Update WarpX & Dependencies
If you already installed WarpX in the past and want to update it, start by getting the latest source code:
cd $HOME/src/warpx
# read the output of this command - does it look ok?
git status
# get the latest WarpX source code
git fetch
git pull
# read the output of these commands - do they look ok?
git status
git log # press q to exit
And, if needed,
log out and into the system, activate the now updated environment profile as usual,
As a last step, clean the build directory rm -rf $HOME/src/warpx/build_*
and rebuild WarpX.
Running
The batch script below can be used to run a WarpX simulation on multiple nodes (change -N
accordingly) on the supercomputer Great Lakes at University of Michigan.
This partition has 20 nodes, each with two V100 GPUs.

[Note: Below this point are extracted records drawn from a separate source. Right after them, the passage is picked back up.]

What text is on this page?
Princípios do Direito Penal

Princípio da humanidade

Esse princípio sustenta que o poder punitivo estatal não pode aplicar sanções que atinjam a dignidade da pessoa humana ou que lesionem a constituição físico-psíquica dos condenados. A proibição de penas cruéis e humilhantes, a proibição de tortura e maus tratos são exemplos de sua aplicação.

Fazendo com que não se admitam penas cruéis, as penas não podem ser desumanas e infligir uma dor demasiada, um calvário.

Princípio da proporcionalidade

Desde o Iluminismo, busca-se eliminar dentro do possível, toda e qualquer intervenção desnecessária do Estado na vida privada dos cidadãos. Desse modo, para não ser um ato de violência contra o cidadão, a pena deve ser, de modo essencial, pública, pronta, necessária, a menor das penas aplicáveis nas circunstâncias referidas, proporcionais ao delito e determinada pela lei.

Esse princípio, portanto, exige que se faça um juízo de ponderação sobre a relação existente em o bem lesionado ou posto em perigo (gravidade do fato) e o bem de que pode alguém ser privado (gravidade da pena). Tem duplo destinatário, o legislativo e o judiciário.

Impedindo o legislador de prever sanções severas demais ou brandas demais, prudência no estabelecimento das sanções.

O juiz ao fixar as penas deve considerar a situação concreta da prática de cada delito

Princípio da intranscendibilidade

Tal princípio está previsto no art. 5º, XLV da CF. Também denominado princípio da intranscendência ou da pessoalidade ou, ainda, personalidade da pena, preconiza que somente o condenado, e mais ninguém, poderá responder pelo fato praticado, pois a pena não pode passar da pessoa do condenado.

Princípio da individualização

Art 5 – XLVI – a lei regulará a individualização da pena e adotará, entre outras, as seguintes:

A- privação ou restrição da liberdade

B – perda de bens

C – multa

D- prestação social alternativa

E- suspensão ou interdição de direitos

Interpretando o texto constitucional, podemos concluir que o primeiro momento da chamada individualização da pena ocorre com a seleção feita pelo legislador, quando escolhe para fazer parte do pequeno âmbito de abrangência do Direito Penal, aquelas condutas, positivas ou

Replace descriptions between chevrons <>
by relevant values, for instance <input file>
could be plasma_mirror_inputs
.
Note that we run one MPI rank per GPU.
$HOME/src/warpx/Tools/machines/greatlakes-umich/greatlakes_v100.sbatch
.#!/bin/bash -l
# Copyright 2024 The WarpX Community
#
# Author: Axel Huebl
# License: BSD-3-Clause-LBNL
#SBATCH -t 00:10:00
#SBATCH -N 1
#SBATCH -J WarpX
#SBATCH -A <proj>
#SBATCH --partition=gpu
#SBATCH --exclusive
#SBATCH --ntasks-per-node=2
#SBATCH --cpus-per-task=20
#SBATCH --gpus-per-task=v100:1
#SBATCH --gpu-bind=single:1
#SBATCH -o WarpX.o%j
#SBATCH -e WarpX.e%j
# executable & inputs file or python interpreter & PICMI script here
EXE=./warpx
INPUTS=inputs
# threads for OpenMP and threaded compressors per MPI rank
# per node are 2x 2.4 GHz Intel Xeon Gold 6148
# note: the system seems to only expose cores (20 per socket),
# not hyperthreads (40 per socket)
export OMP_NUM_THREADS=${SLURM_CPUS_PER_TASK}
# GPU-aware MPI optimizations
GPU_AWARE_MPI="amrex.use_gpu_aware_mpi=1"
# run WarpX
srun --cpu-bind=cores \
${EXE} ${INPUTS} ${GPU_AWARE_MPI} \
> output.txt
To run a simulation, copy the lines above to a file greatlakes_v100.sbatch
and run
sbatch greatlakes_v100.sbatch
to submit the job.
This partition has 2 nodes, each with four A100 GPUs that provide 80 GB HBM per A100 GPU. To the user, each node will appear as if it has 8 A100 GPUs with 40 GB memory each.
Note
This section is TODO.
The Great Lakes CPU partition as up to 455 nodes, each with 2x Intel Xeon Gold 6154 CPUs and 180 GB RAM.
Note
This section is TODO.
Post-Processing
For post-processing, many users prefer to use the online Jupyter service (documentation) that is directly connected to the cluster’s fast filesystem.
Note
This section is a stub and contributions are welcome. We can document further details, e.g., which recommended post-processing Python software to install or how to customize Jupyter kernels here.